The Bank of Botswana (BoB) has cancelled its assets management contract with the Botswana Insurance Fund Management (BIFM) following a series of reports carried exclusively in The Sunday Standard that some BIFM executive managers and directors bought P300 million worth of shares in the company under questionable circumstances.
BoB, which is the Botswana government’s principal advisor on economic issues, has joined the groundswell of opinion against MacLean Letshwiti, Keith Jefferies, Regina Vaka and Victor Senye’s purchase of a P300 million stake in BIFM, an asset management arm of BIHL.
Scores of shareholders are also up in arms against the purchase, which they say amounts to dirty corporate practice. This has touched on speculations that the Botswana Public Officers Pension Fund may also be pressured into terminating its asset management contract with BIFM.
BIHL, which is listed with the Botswana Stock Exchange, is the fifth largest company on the bourse following on the heels of the four commercial banks that are the blue chips on the market.
Letshwiti is the Chairman of BIHL; Dr Jefferies is the Non-Executive Director responsible for investments.
The other two: Vaka and Senye are co-Chief Executives, with Senye heading the Asset Management wing (BIFM) while Vaka is head of Botswana Life.
Bank of Botswana Staff Pension Fund Principal Officer, Ewetse Rakhudu, on May 8, 2008 wrote to BIFM that they had “followed reports regarding the sale of shareholding to some senior members, including executive employees and certain directors of BIFM.”
The letter, a copy of which is in the possession of Sunday Standard, further states that, “As you are aware, BIFM is currently the domestic asset manager of the (BoB) Pension Fund.
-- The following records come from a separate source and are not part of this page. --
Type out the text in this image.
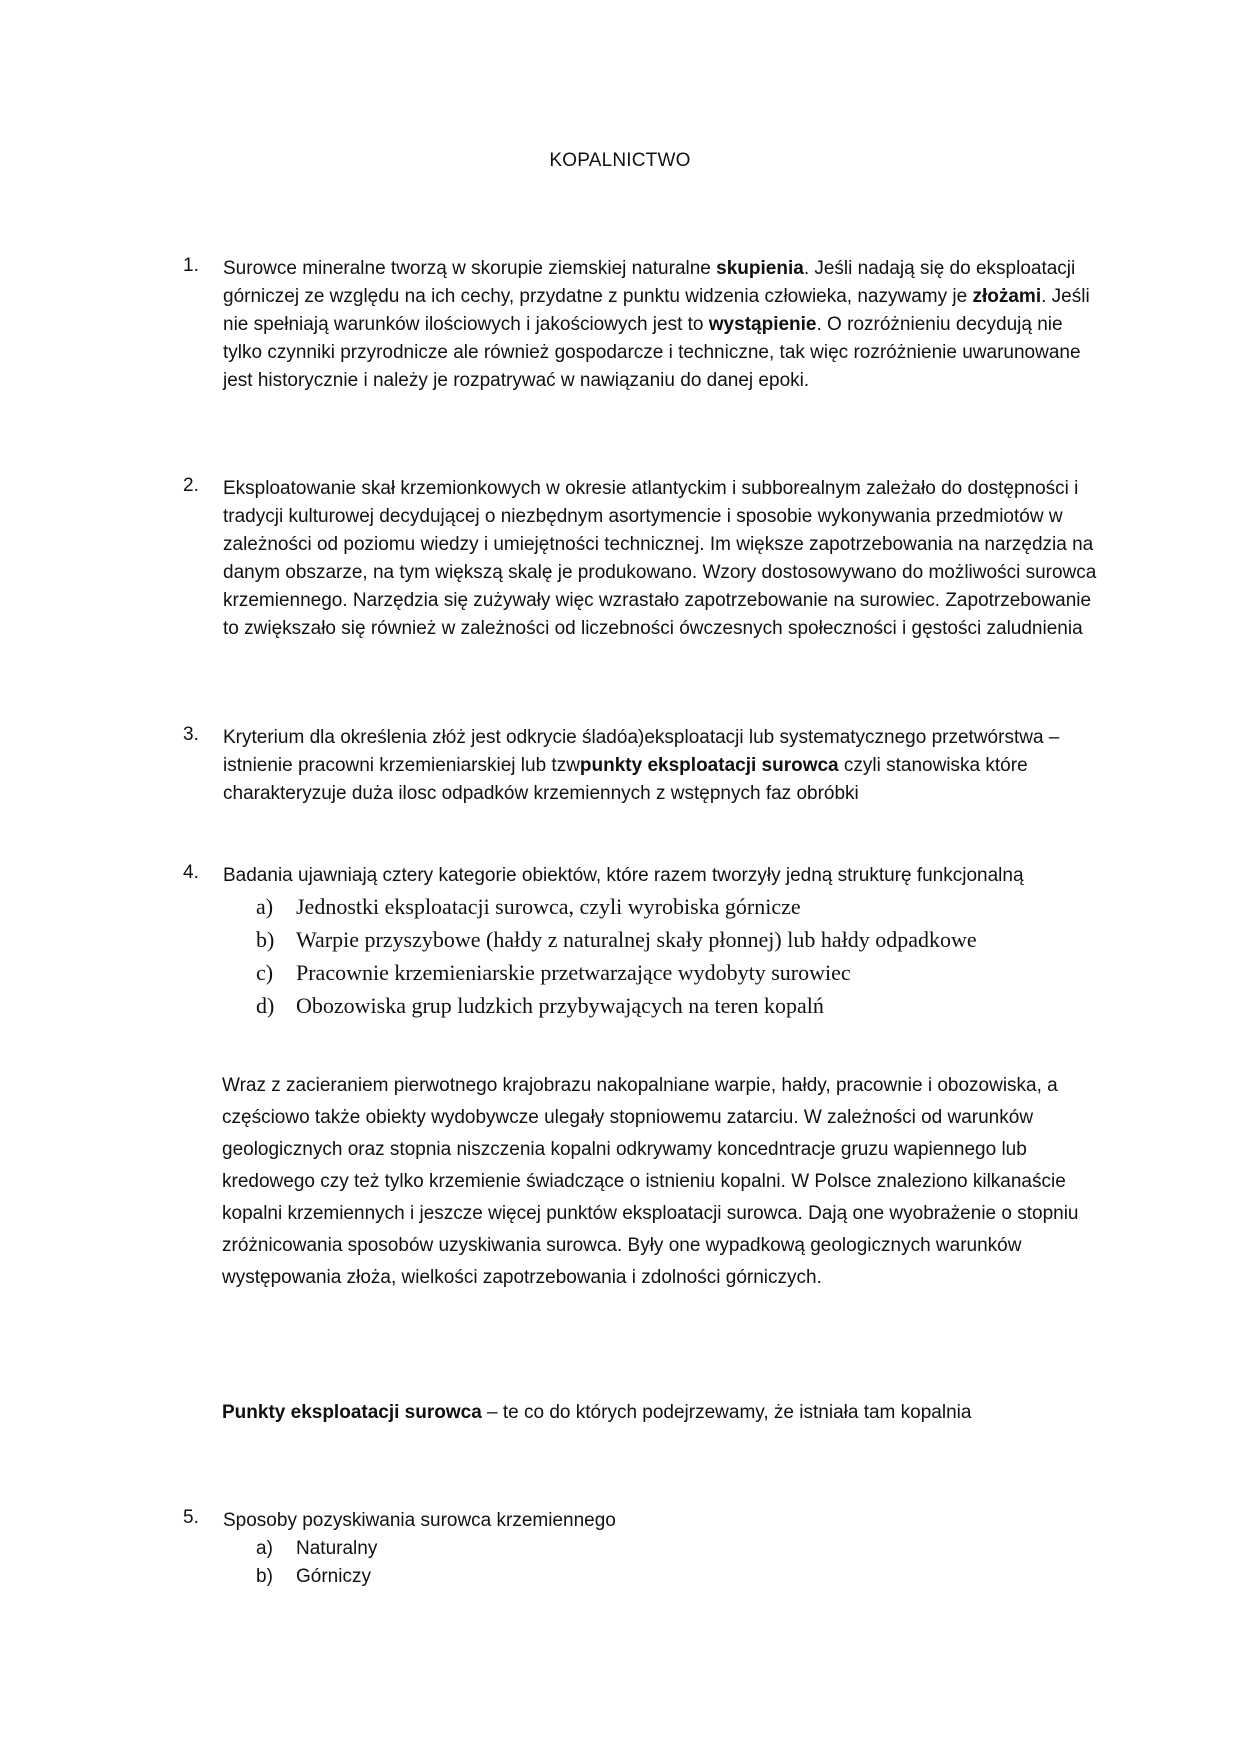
KOPALNICTWO
1.	Surowce mineralne tworzą w skorupie ziemskiej naturalne skupienia. Jeśli nadają się do eksploatacji górniczej ze względu na ich cechy, przydatne z punktu widzenia człowieka, nazywamy je złożami. Jeśli nie spełniają warunków ilościowych i jakościowych jest to wystąpienie. O rozróżnieniu decydują nie tylko czynniki przyrodnicze ale również gospodarcze i techniczne, tak więc rozróżnienie uwarunowane jest historycznie i należy je rozpatrywać w nawiązaniu do danej epoki.
2.	Eksploatowanie skał krzemionkowych w okresie atlantyckim i subborealnym zależało do dostępności i tradycji kulturowej decydującej o niezbędnym asortymencie i sposobie wykonywania przedmiotów w zależności od poziomu wiedzy i umiejętności technicznej. Im większe zapotrzebowania na narzędzia na danym obszarze, na tym większą skalę je produkowano. Wzory dostosowywano do możliwości surowca krzemiennego. Narzędzia się zużywały więc wzrastało zapotrzebowanie na surowiec. Zapotrzebowanie to zwiększało się również w zależności od liczebności ówczesnych społeczności i gęstości zaludnienia
3.	Kryterium dla określenia złóż jest odkrycie śladóa)eksploatacji lub systematycznego przetwórstwa – istnienie pracowni krzemieniarskiej lub tzwpunkty eksploatacji surowca czyli stanowiska które charakteryzuje duża ilosc odpadków krzemiennych z wstępnych faz obróbki
4.	Badania ujawniają cztery kategorie obiektów, które razem tworzyły jedną strukturę funkcjonalną

a) Jednostki eksploatacji surowca, czyli wyrobiska górnicze
b) Warpie przyszybowe (hałdy z naturalnej skały płonnej) lub hałdy odpadkowe
c) Pracownie krzemieniarskie przetwarzające wydobyty surowiec
d) Obozowiska grup ludzkich przybywających na teren kopalń
Wraz z zacieraniem pierwotnego krajobrazu nakopalniane warpie, hałdy, pracownie i obozowiska, a częściowo także obiekty wydobywcze ulegały stopniowemu zatarciu. W zależności od warunków geologicznych oraz stopnia niszczenia kopalni odkrywamy koncedntracje gruzu wapiennego lub kredowego czy też tylko krzemienie świadczące o istnieniu kopalni. W Polsce znaleziono kilkanaście kopalni krzemiennych i jeszcze więcej punktów eksploatacji surowca. Dają one wyobrażenie o stopniu zróżnicowania sposobów uzyskiwania surowca. Były one wypadkową geologicznych warunków występowania złoża, wielkości zapotrzebowania i zdolności górniczych.
Punkty eksploatacji surowca – te co do których podejrzewamy, że istniała tam kopalnia
5.	Sposoby pozyskiwania surowca krzemiennego

a) Naturalny
b) Górniczy
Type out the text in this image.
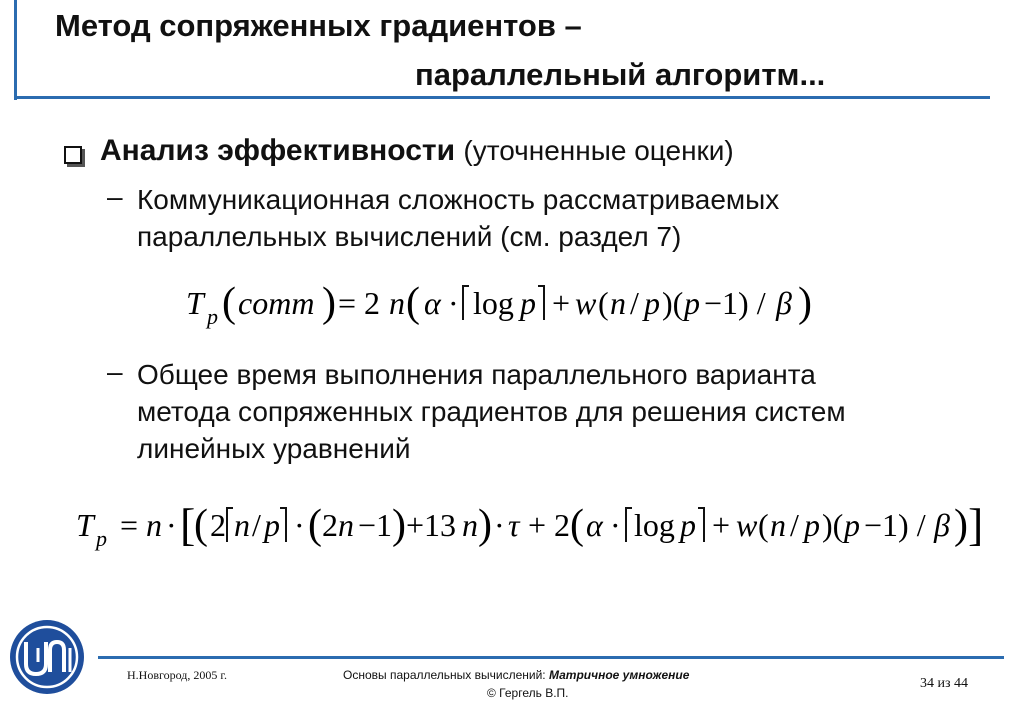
Метод сопряженных градиентов –
параллельный алгоритм...
Анализ эффективности (уточненные оценки)
– Коммуникационная сложность рассматриваемых
параллельных вычислений (см. раздел 7)
T p ( comm ) = 2 n ( α · log p + w ( n / p )( p −1) / β )
– Общее время выполнения параллельного варианта
метода сопряженных градиентов для решения систем
линейных уравнений
T p = n · [
( 2 n / p · ( 2 n −1 ) +13 n ) · τ + 2 ( α · log p + w ( n / p )( p −1) / β ) ]
Н.Новгород, 2005 г.	Основы параллельных вычислений: Матричное умножение
© Гергель В.П.
34 из 44
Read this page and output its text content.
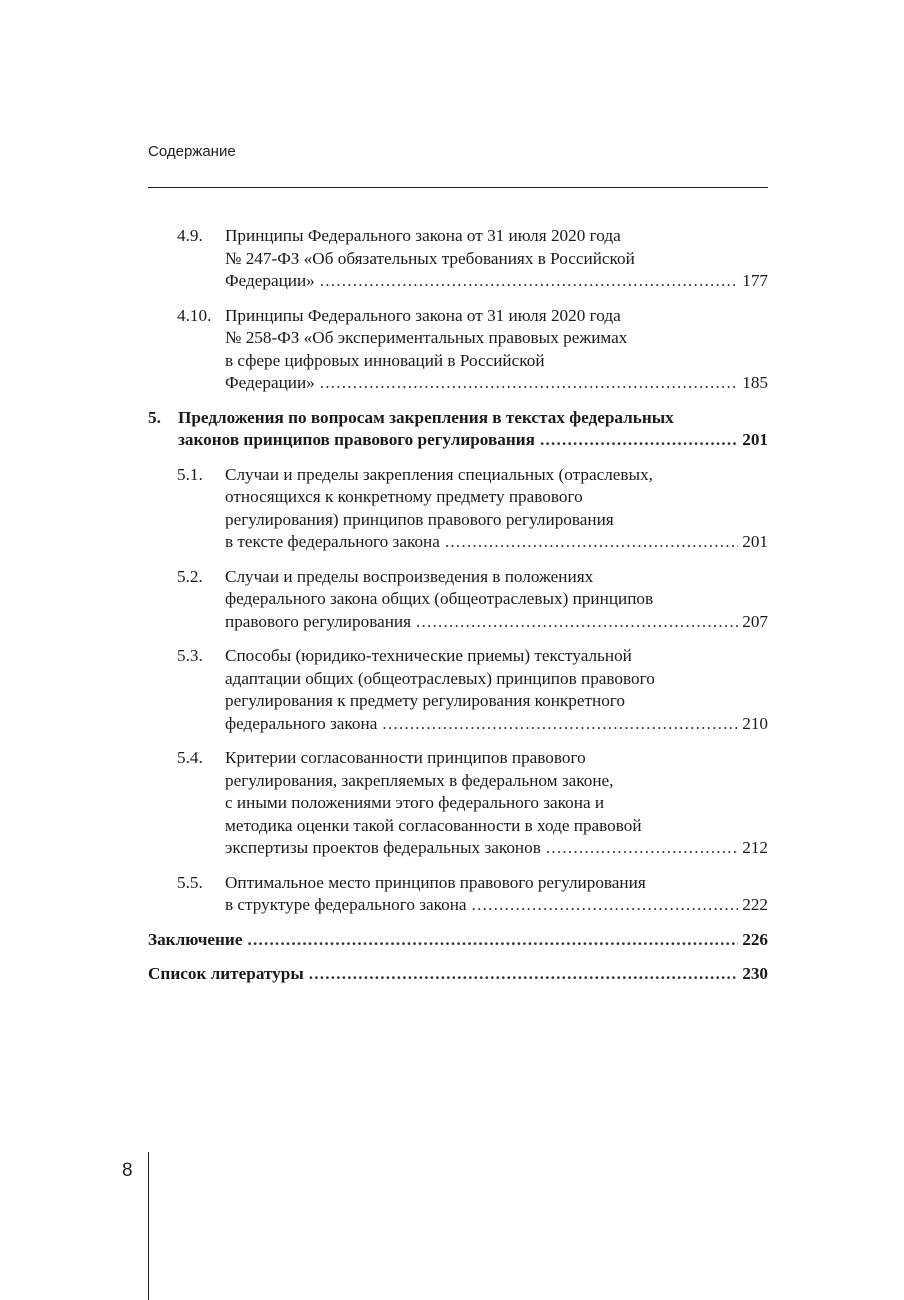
Содержание
4.9.	Принципы Федерального закона от 31 июля 2020 года
№ 247-ФЗ «Об обязательных требованиях в Российской
Федерации» .....	177
4.10. Принципы Федерального закона от 31 июля 2020 года
№ 258-ФЗ «Об экспериментальных правовых режимах
в сфере цифровых инноваций в Российской
Федерации» .....	185
5. Предложения по вопросам закрепления в текстах федеральных
законов принципов правового регулирования .....	201
5.1.	Случаи и пределы закрепления специальных (отраслевых,
относящихся к конкретному предмету правового
регулирования) принципов правового регулирования
в тексте федерального закона .....	201
5.2.	Случаи и пределы воспроизведения в положениях
федерального закона общих (общеотраслевых) принципов
правового регулирования .....	207
5.3.	Способы (юридико-технические приемы) текстуальной
адаптации общих (общеотраслевых) принципов правового
регулирования к предмету регулирования конкретного
федерального закона .....	210
5.4.	Критерии согласованности принципов правового
регулирования, закрепляемых в федеральном законе,
с иными положениями этого федерального закона и
методика оценки такой согласованности в ходе правовой
экспертизы проектов федеральных законов .....	212
5.5.	Оптимальное место принципов правового регулирования
в структуре федерального закона .....	222
Заключение .....	226
Список литературы .....	230
8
In this regard, the Board of Trustees is concerned about the seriousness of the allegations relating to the governance and ethical issues, which could potentially affect the relationship. In this regard, we request that you urgently provide full disclosure to assist the pension fund to adopt an informed position on the matter.”
BIFM, however, sat on the BoB request and the result was another letter from Rakhudu dated May 26 and addressed to BIFM Chief Executive Officer, Victor Senye. In the letter, BoB gave BIFM a three day ultimatum, stating that, “We note with dismay that you have still not responded to our enquiry, and urge you do so by latest May 29, 2008, as the information is critical to decision making on a number of key issues.”
Senye, however, responded on May 30th giving the “background and rationale to the sale of a stake in BIFM.”
States Senye: “The Board of BIHL is charged with the responsibility to conduct the day to day business of BIHL and its subsidiaries which entail taking decisions regarding strategy, policy direction and market share of the group, in the best interest of the BIHL Group and the general body of shareholders.
“The landscape of the Asset Management business in Botswana has changed radically in the past three years, with competition from 3 to 8 players largely attracted by the BPOPF funds. It became essential to implement a retention strategy to secure the business, which strategy would take cognizance of some of the key government policy concerns.
“It was clear to the Board that active involvement of citizen executives of the Company to counteract the influence of citizens which held beneficial interests in competitors of BIFM was a necessary intervention. The Board constituted a citizen “Retention Committee” comprising Mclean Letshwiti, Chairman of the Board, Keith Jefferis, Economic advisor to the Board and Chairman of BIFM investment Committee, Regina Vaka, CEO of BLIL, and Victor Senye, CEO of BIFM.
“The mandate of the Retention Committee” was, amongst others, to protect the business interests of BIFM, grow the assets under management, lobby government and other stakeholders for a favourable environment.
“The success of the “Retention Committee” is shown in the excellent results of BIFM over the past three years. In order to safeguard continued performance by the “Retention Committee”, the Board resolved to recognize the contribution of the citizen members of the Retention Committee so as to retain their services as well as to provide further incentivisation to citizen employees.”
The Bank of Botswana, however, is not happy with the explanation and on Friday decided to cancel its agreement with BIFM.
In the letter, dated June 20, canceling the agreement, Rakhudu states that “having considered the totality of the circumstances, the Board of Trustees of the Bank of Botswana Staff Pension Fund have resolved that the asset management services contract entered into on September 20, 2005, with yourselves be terminated with immediate effect.”